We have that $\;z=0\;$ is clearly a triple pole of

$$f(z):=\frac{e^{i2z}}{z^3} ,\;\;\text{and in this case it is probable easier to use power series for the residue:}$$

$$\frac{e^{2iz}}{z^3}=\frac1{z^3}\left(1+2iz-\frac{4z^2}{2!}-\ldots\right)=\frac1{z^3}+\frac{2i}{z^2}-\frac2z-\ldots\implies\text{Res}_{z=0}(f)=-2$$

so taking the usual contour with a "bump" around zero, we get

$$0=\lim_{R\to\infty,\,\epsilon\to0}\oint_{\Gamma_R}f(z)=\int_{-\infty}^\infty\frac{e^{2ix}}{x^3}dx-\int_{\gamma_\epsilon}f(z)dz= \int_{-\infty}^\infty\frac{e^{2ix}}{x^3}dx+2\pi i\implies$$

$$-2\pi i=\int_{-\infty}^\infty\frac{e^{2ix}}{x^3}dx=\int_{-\infty}^\infty\frac{\cos2x+i\sin2x}{x^3}dx\implies \int_{-\infty}^\infty\frac{\sin2x}{x^3}dx=-2\pi$$

the last equality following from comparing real and imaginary parts in both sides. The above though is just CPV (Cauchy's Principal Value) of the integral, since it doesn't converge in the usual sense of the word.

Answer 2

$$ \frac{\sin (2x)}{x^3} = \left( \vphantom{\frac2{x^2}} \right.\underbrace{\frac{\sin(2x)}{2x}}_{\begin{smallmatrix} \text{This} \\ \text{approaches} \\[2pt] \text{$1$ as $x\to0$} \\[2pt] {} \end{smallmatrix}} \cdot \left. \frac 2 {x^2} \right) $$

For $x$ close enough to $0$ you have $\dfrac{\sin(2x)}{2x}> 0.9$ and then $$ \int_{-a}^a \frac{\sin(2x)}{2x} \cdot \frac 2 {x^2} \, dx \ge 0.9 \int_{-a}^a \frac{2\, dx}{x^2} = +\infty. $$

And $$ \int_a^\infty \left|\frac{\sin(2x)}{x^3}\right| \, dx \le \int_a^\infty \frac{dx}{x^3} <\infty $$ so here we have absolute convergence. (And $x\mapsto \dfrac{\sin(2x)}{x^3}$ is an even function, so that $\text{takes care of } \displaystyle \int_{-\infty}^{-a} \frac{\sin(2x)}{x^3} \, dx$.)

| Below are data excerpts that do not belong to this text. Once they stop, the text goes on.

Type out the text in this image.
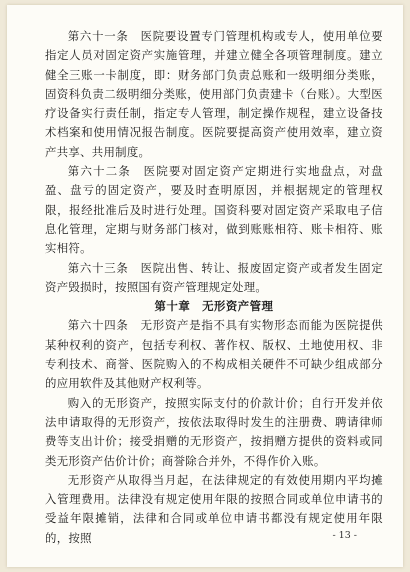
第六十一条　医院要设置专门管理机构或专人，使用单位要指定人员对固定资产实施管理，并建立健全各项管理制度。建立健全三账一卡制度，即：财务部门负责总账和一级明细分类账，固资科负责二级明细分类账，使用部门负责建卡（台账）。大型医疗设备实行责任制，指定专人管理，制定操作规程，建立设备技术档案和使用情况报告制度。医院要提高资产使用效率，建立资产共享、共用制度。

第六十二条　医院要对固定资产定期进行实地盘点，对盘盈、盘亏的固定资产，要及时查明原因，并根据规定的管理权限，报经批准后及时进行处理。国资科要对固定资产采取电子信息化管理，定期与财务部门核对，做到账账相符、账卡相符、账实相符。

第六十三条　医院出售、转让、报废固定资产或者发生固定资产毁损时，按照国有资产管理规定处理。

第十章　无形资产管理

第六十四条　无形资产是指不具有实物形态而能为医院提供某种权利的资产，包括专利权、著作权、版权、土地使用权、非专利技术、商誉、医院购入的不构成相关硬件不可缺少组成部分的应用软件及其他财产权利等。

购入的无形资产，按照实际支付的价款计价；自行开发并依法申请取得的无形资产，按依法取得时发生的注册费、聘请律师费等支出计价；接受捐赠的无形资产，按捐赠方提供的资料或同类无形资产估价计价；商誉除合并外，不得作价入账。

无形资产从取得当月起，在法律规定的有效使用期内平均摊入管理费用。法律没有规定使用年限的按照合同或单位申请书的受益年限摊销，法律和合同或单位申请书都没有规定使用年限的，按照	- 13 -
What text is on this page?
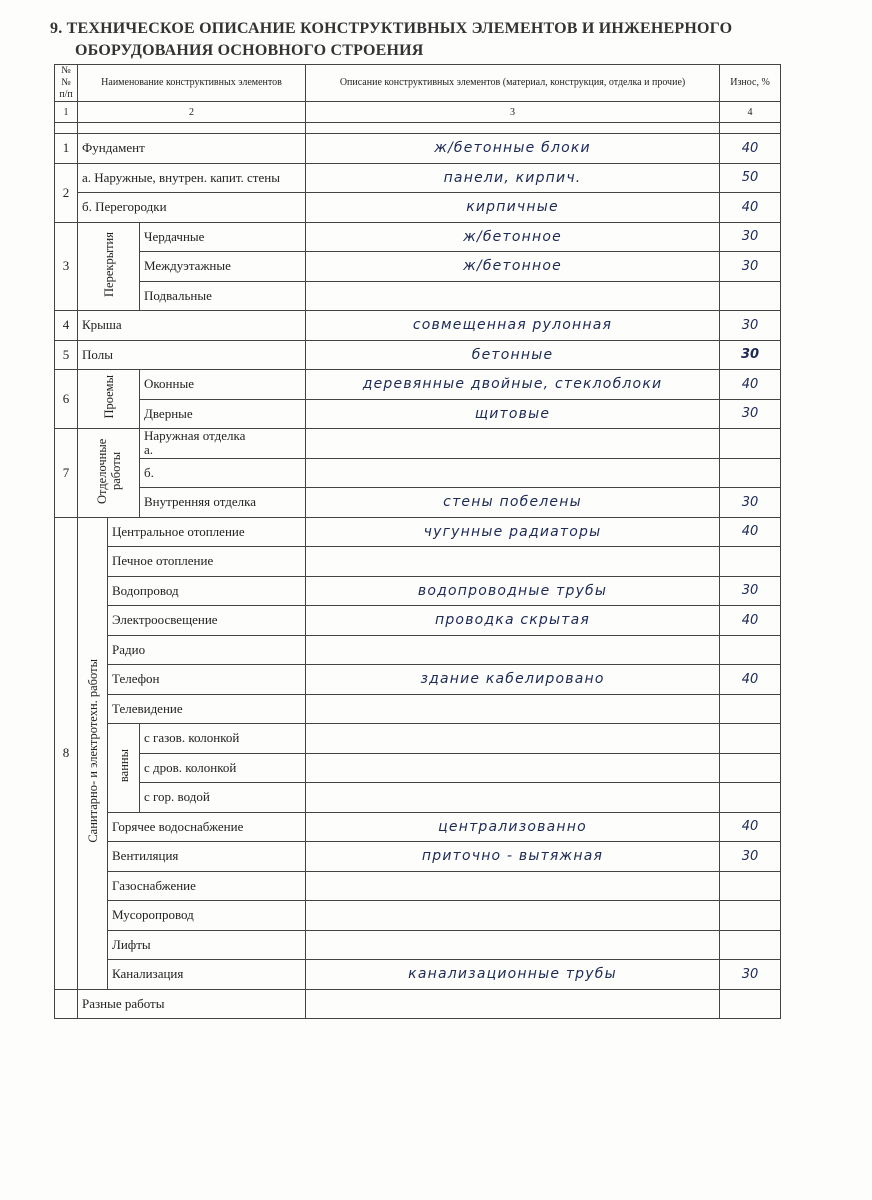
9. ТЕХНИЧЕСКОЕ ОПИСАНИЕ КОНСТРУКТИВНЫХ ЭЛЕМЕНТОВ И ИНЖЕНЕРНОГО
ОБОРУДОВАНИЯ ОСНОВНОГО СТРОЕНИЯ
№№ п/п	Наименование конструктивных элементов			Описание конструктивных элементов (материал, конструкция, отделка и прочие)	Износ, %
1	2			3	4

1	Фундамент			ж/бетонные блоки	40
2	а. Наружные, внутрен. капит. стены			панели, кирпич.	50
	б. Перегородки			кирпичные	40
3	Перекрытия		Чердачные	ж/бетонное	30
			Междуэтажные	ж/бетонное	30
			Подвальные		
4	Крыша			совмещенная рулонная	30
5	Полы			бетонные	30
6	Проемы		Оконные	деревянные двойные, стеклоблоки	40
			Дверные	щитовые	30
7	Отделочные работы		Наружная отделка
а.		

			б.		
			Внутренняя отделка	стены побелены	30
8	Санитарно- и электротехн. работы	Центральное отопление		чугунные радиаторы	40
		Печное отопление			
		Водопровод		водопроводные трубы	30
		Электроосвещение		проводка скрытая	40
		Радио			
		Телефон		здание кабелировано	40
		Телевидение			
		ванны	с газов. колонкой		
			с дров. колонкой		
			с гор. водой		
		Горячее водоснабжение		централизованно	40
		Вентиляция		приточно - вытяжная	30
		Газоснабжение			
		Мусоропровод			
		Лифты			
		Канализация		канализационные трубы	30
	Разные работы				
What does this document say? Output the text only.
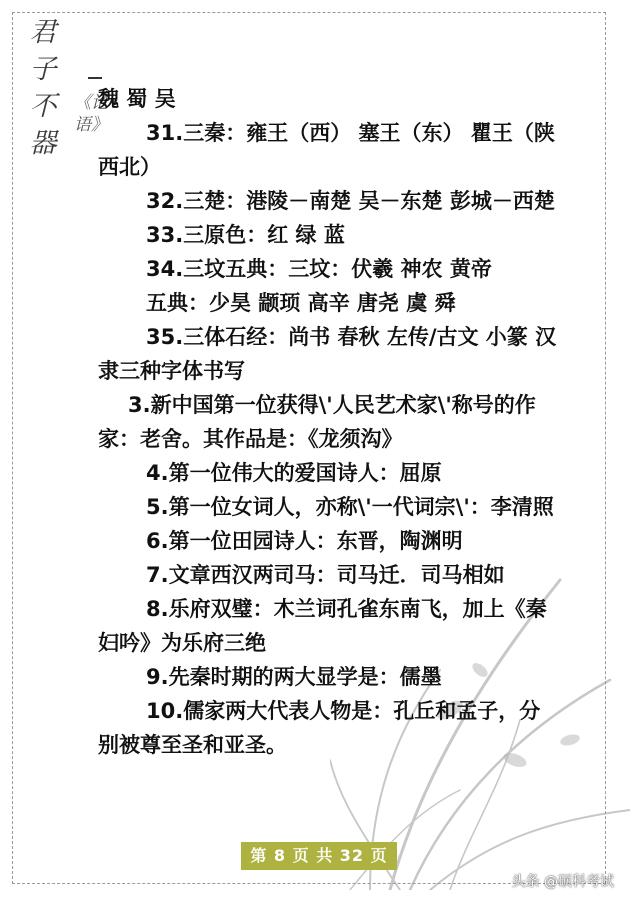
君子不器
《论语》

魏 蜀 吴

31.三秦：雍王（西） 塞王（东） 瞿王（陕西北）

32.三楚：港陵－南楚 吴－东楚 彭城－西楚

33.三原色：红 绿 蓝

34.三坟五典：三坟：伏羲 神农 黄帝

五典：少昊 颛顼 高辛 唐尧 虞 舜

35.三体石经：尚书 春秋 左传/古文 小篆 汉隶三种字体书写

3.新中国第一位获得\'人民艺术家\'称号的作家：老舍。其作品是：《龙须沟》

4.第一位伟大的爱国诗人：屈原

5.第一位女词人，亦称\'一代词宗\'：李清照

6.第一位田园诗人：东晋，陶渊明

7.文章西汉两司马：司马迁．司马相如

8.乐府双璧：木兰词孔雀东南飞，加上《秦妇吟》为乐府三绝

9.先秦时期的两大显学是：儒墨

10.儒家两大代表人物是：孔丘和孟子，分别被尊至圣和亚圣。

第 8 页 共 32 页
头条 @硕科考试
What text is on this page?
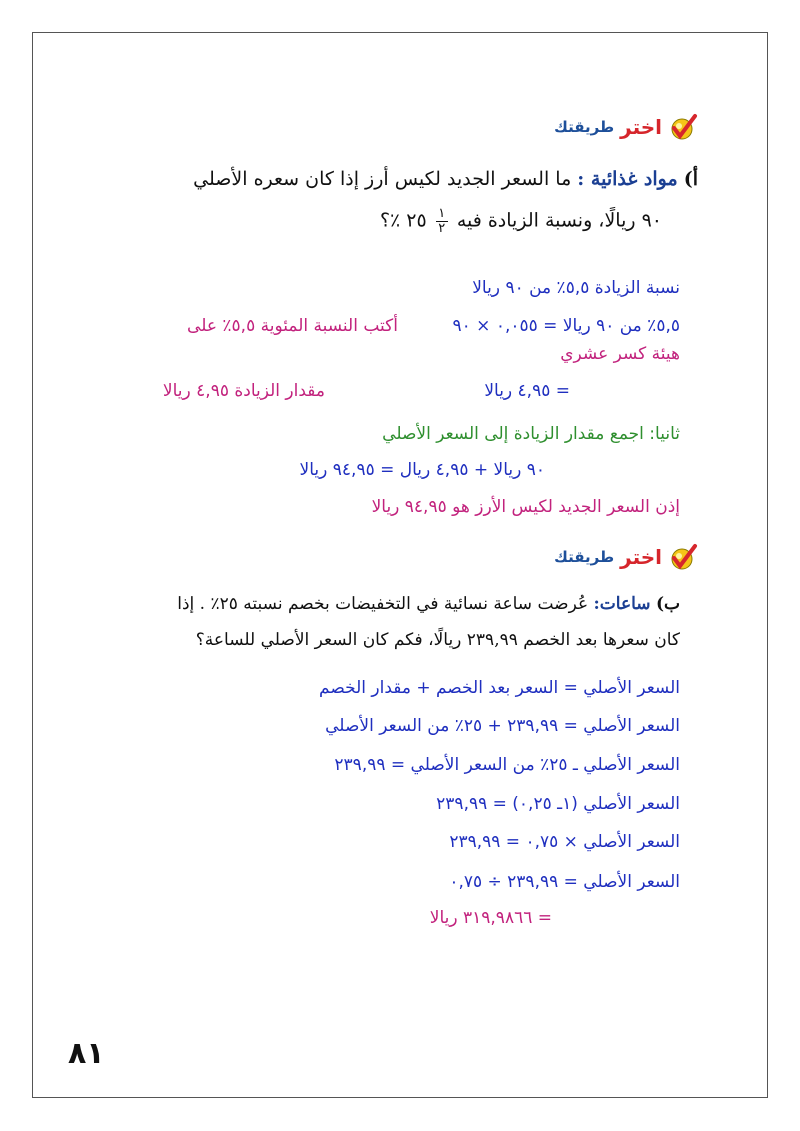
اختر
طريقتك
أ) مواد غذائية : ما السعر الجديد لكيس أرز إذا كان سعره الأصلي
٩٠ ريالًا، ونسبة الزيادة فيه
$\frac{١}{٢}$
٢٥ ٪؟
نسبة الزيادة ٥,٥٪ من ٩٠ ريالا
٥,٥٪ من ٩٠ ريالا = ٠,٠٥٥ × ٩٠
أكتب النسبة المئوية ٥,٥٪ على
هيئة كسر عشري
= ٤,٩٥ ريالا
مقدار الزيادة ٤,٩٥ ريالا
ثانيا: اجمع مقدار الزيادة إلى السعر الأصلي
٩٠ ريالا + ٤,٩٥ ريال = ٩٤,٩٥ ريالا
إذن السعر الجديد لكيس الأرز هو ٩٤,٩٥ ريالا
اختر
طريقتك
ب) ساعات: عُرضت ساعة نسائية في التخفيضات بخصم نسبته ٢٥٪ . إذا
كان سعرها بعد الخصم ٢٣٩,٩٩ ريالًا، فكم كان السعر الأصلي للساعة؟
السعر الأصلي = السعر بعد الخصم + مقدار الخصم
السعر الأصلي = ٢٣٩,٩٩ + ٢٥٪ من السعر الأصلي
السعر الأصلي ـ ٢٥٪ من السعر الأصلي = ٢٣٩,٩٩
السعر الأصلي (١ـ ٠,٢٥) = ٢٣٩,٩٩
السعر الأصلي × ٠,٧٥ = ٢٣٩,٩٩
السعر الأصلي = ٢٣٩,٩٩ ÷ ٠,٧٥
= ٣١٩,٩٨٦٦ ريالا
٨١
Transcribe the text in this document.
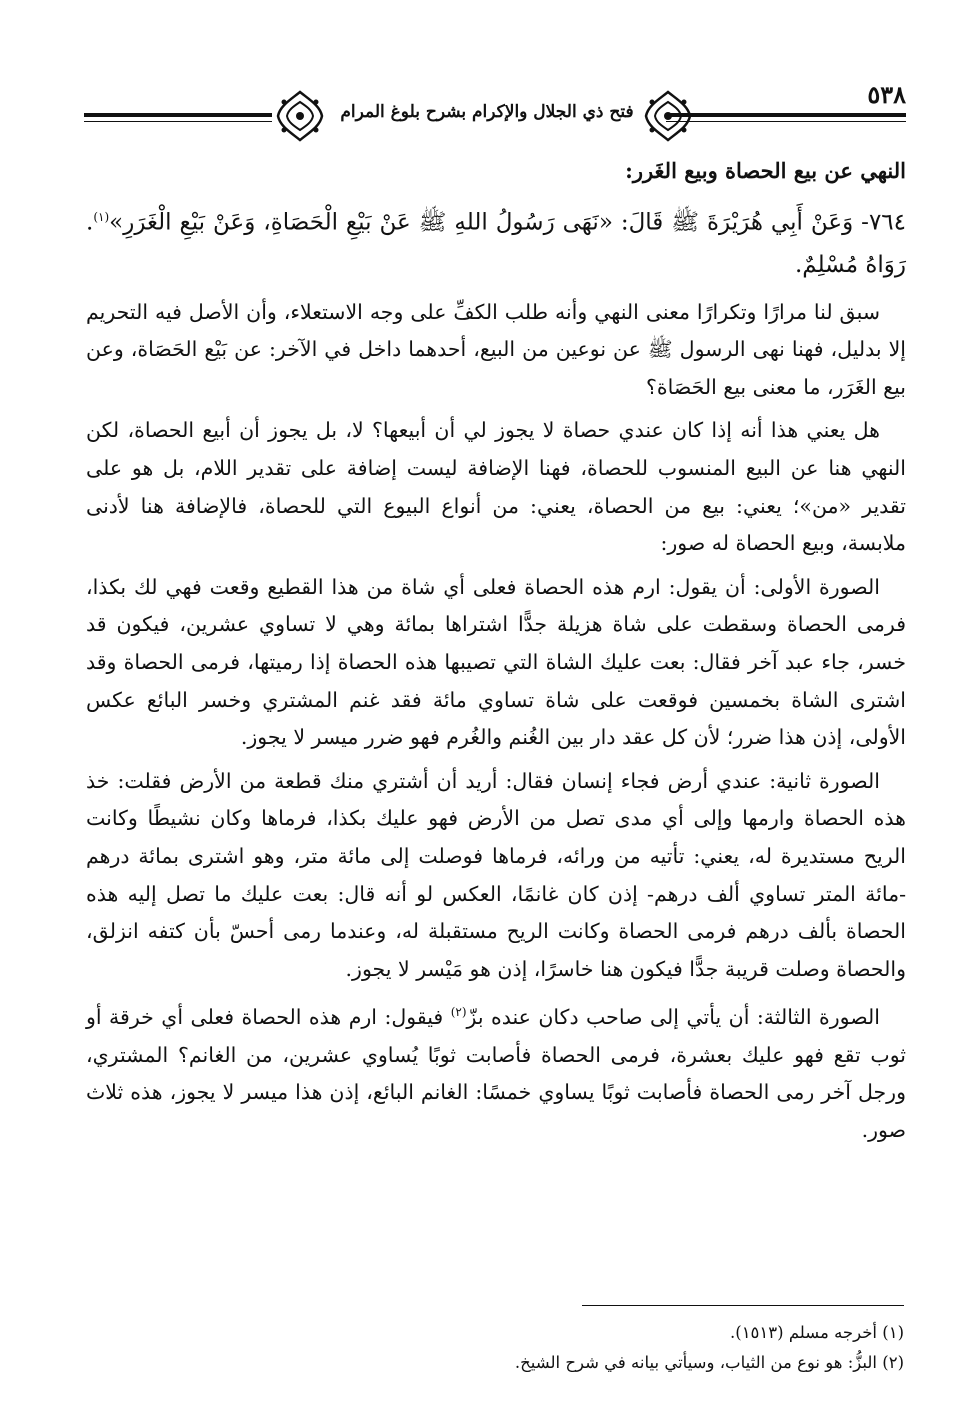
٥٣٨
فتح ذي الجلال والإكرام بشرح بلوغ المرام
النهي عن بيع الحصاة وبيع الغَرر:

٧٦٤- وَعَنْ أَبِي هُرَيْرَةَ ﷺ قَالَ: «نَهَى رَسُولُ اللهِ ﷺ عَنْ بَيْعِ الْحَصَاةِ، وَعَنْ بَيْعِ الْغَرَرِ»$^{(١)}$. رَوَاهُ مُسْلِمٌ.

سبق لنا مرارًا وتكرارًا معنى النهي وأنه طلب الكفِّ على وجه الاستعلاء، وأن الأصل فيه التحريم إلا بدليل، فهنا نهى الرسول ﷺ عن نوعين من البيع، أحدهما داخل في الآخر: عن بَيْع الحَصَاة، وعن بيع الغَرَر، ما معنى بيع الحَصَاة؟

هل يعني هذا أنه إذا كان عندي حصاة لا يجوز لي أن أبيعها؟ لا، بل يجوز أن أبيع الحصاة، لكن النهي هنا عن البيع المنسوب للحصاة، فهنا الإضافة ليست إضافة على تقدير اللام، بل هو على تقدير «من»؛ يعني: بيع من الحصاة، يعني: من أنواع البيوع التي للحصاة، فالإضافة هنا لأدنى ملابسة، وبيع الحصاة له صور:

الصورة الأولى: أن يقول: ارم هذه الحصاة فعلى أي شاة من هذا القطيع وقعت فهي لك بكذا، فرمى الحصاة وسقطت على شاة هزيلة جدًّا اشتراها بمائة وهي لا تساوي عشرين، فيكون قد خسر، جاء عبد آخر فقال: بعت عليك الشاة التي تصيبها هذه الحصاة إذا رميتها، فرمى الحصاة وقد اشترى الشاة بخمسين فوقعت على شاة تساوي مائة فقد غنم المشتري وخسر البائع عكس الأولى، إذن هذا ضرر؛ لأن كل عقد دار بين الغُنم والغُرم فهو ضرر ميسر لا يجوز.

الصورة ثانية: عندي أرض فجاء إنسان فقال: أريد أن أشتري منك قطعة من الأرض فقلت: خذ هذه الحصاة وارمها وإلى أي مدى تصل من الأرض فهو عليك بكذا، فرماها وكان نشيطًا وكانت الريح مستديرة له، يعني: تأتيه من ورائه، فرماها فوصلت إلى مائة متر، وهو اشترى بمائة درهم -مائة المتر تساوي ألف درهم- إذن كان غانمًا، العكس لو أنه قال: بعت عليك ما تصل إليه هذه الحصاة بألف درهم فرمى الحصاة وكانت الريح مستقبلة له، وعندما رمى أحسّ بأن كتفه انزلق، والحصاة وصلت قريبة جدًّا فيكون هنا خاسرًا، إذن هو مَيْسر لا يجوز.

الصورة الثالثة: أن يأتي إلى صاحب دكان عنده بزّ$^{(٢)}$ فيقول: ارم هذه الحصاة فعلى أي خرقة أو ثوب تقع فهو عليك بعشرة، فرمى الحصاة فأصابت ثوبًا يُساوي عشرين، من الغانم؟ المشتري، ورجل آخر رمى الحصاة فأصابت ثوبًا يساوي خمسًا: الغانم البائع، إذن هذا ميسر لا يجوز، هذه ثلاث صور.

(١) أخرجه مسلم (١٥١٣).

(٢) البزُّ: هو نوع من الثياب، وسيأتي بيانه في شرح الشيخ.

So you have $+\infty$ plus something that converges absolutely, and you conclude that the whole thing diverges to $+\infty$.

Answer 3

It is not difficult to show (through the Laplace transform, for instance) that $$ \int_{-\infty}^{+\infty}\frac{\sin(2z)-2z}{z^3}\,dz = -2\pi \tag{1}$$ so the principal value of your integral is given by $-2\pi$ plus twice the principal value of $$ \int_{-\infty}^{+\infty}\frac{dz}{z^2} \tag{2} $$ that is just $+\infty$, since the integrand function is even and it has a double pole at the origin.

Answer 4

$\newcommand{\angles}[1]{\left\langle\, #1 \,\right\rangle} \newcommand{\braces}[1]{\left\lbrace\, #1 \,\right\rbrace} \newcommand{\bracks}[1]{\left\lbrack\, #1 \,\right\rbrack} \newcommand{\dd}{\mathrm{d}} \newcommand{\ds}[1]{\displaystyle{#1}} \newcommand{\expo}[1]{\,\mathrm{e}^{#1}\,} \newcommand{\half}{{1 \over 2}} \newcommand{\ic}{\mathrm{i}} \newcommand{\iff}{\Leftrightarrow} \newcommand{\imp}{\Longrightarrow} \newcommand{\ol}[1]{\overline{#1}} \newcommand{\pars}[1]{\left(\, #1 \,\right)} \newcommand{\partiald}[3][]{\frac{\partial^{#1} #2}{\partial #3^{#1}}} \newcommand{\root}[2][]{\,\sqrt[#1]{\, #2 \,}\,} \newcommand{\totald}[3][]{\frac{\mathrm{d}^{#1} #2}{\mathrm{d} #3^{#1}}} \newcommand{\verts}[1]{\left\vert\, #1 \,\right\vert}$ We can 'jump' directly into the $\mathrm{P.V.}$ definition:

\begin{align} &\color{#f00}{% \mathrm{P.V.}\int_{-\infty}^{\infty}{\sin\pars{2x} \over x^{3}}\,\dd x}\ \stackrel{\mbox{def.}}{=}\ \lim_{\epsilon \to 0^{+}}\bracks{% \int_{-\infty}^{-\epsilon}{\sin\pars{2x} \over x^{3}}\,\dd x + \int_{\epsilon}^{\infty}{\sin\pars{2x} \over x^{3}}\,\dd x} \\[3mm] = &\ 2\lim_{\epsilon \to 0^{+}} \int_{\epsilon}^{\infty}{\sin\pars{2x} \over x^{3}}\,\dd x = 2\lim_{\epsilon \to 0^{+}}\bracks{% {\sin\pars{2\epsilon} \over 2\epsilon^{2}} + \int_{\epsilon}^{\infty}{\cos\pars{2x} \over x^{2}}\,\dd x} \\[3mm] & = 2\lim_{\epsilon \to 0^{+}}\bracks{% {\sin\pars{2\epsilon} \over 2\epsilon^{2}} + {\cos\pars{2\epsilon} \over \epsilon} - 2\int_{\epsilon}^{\infty}{\sin\pars{2x} \over x}\,\dd x} = \color{#f00}{+\infty} \end{align}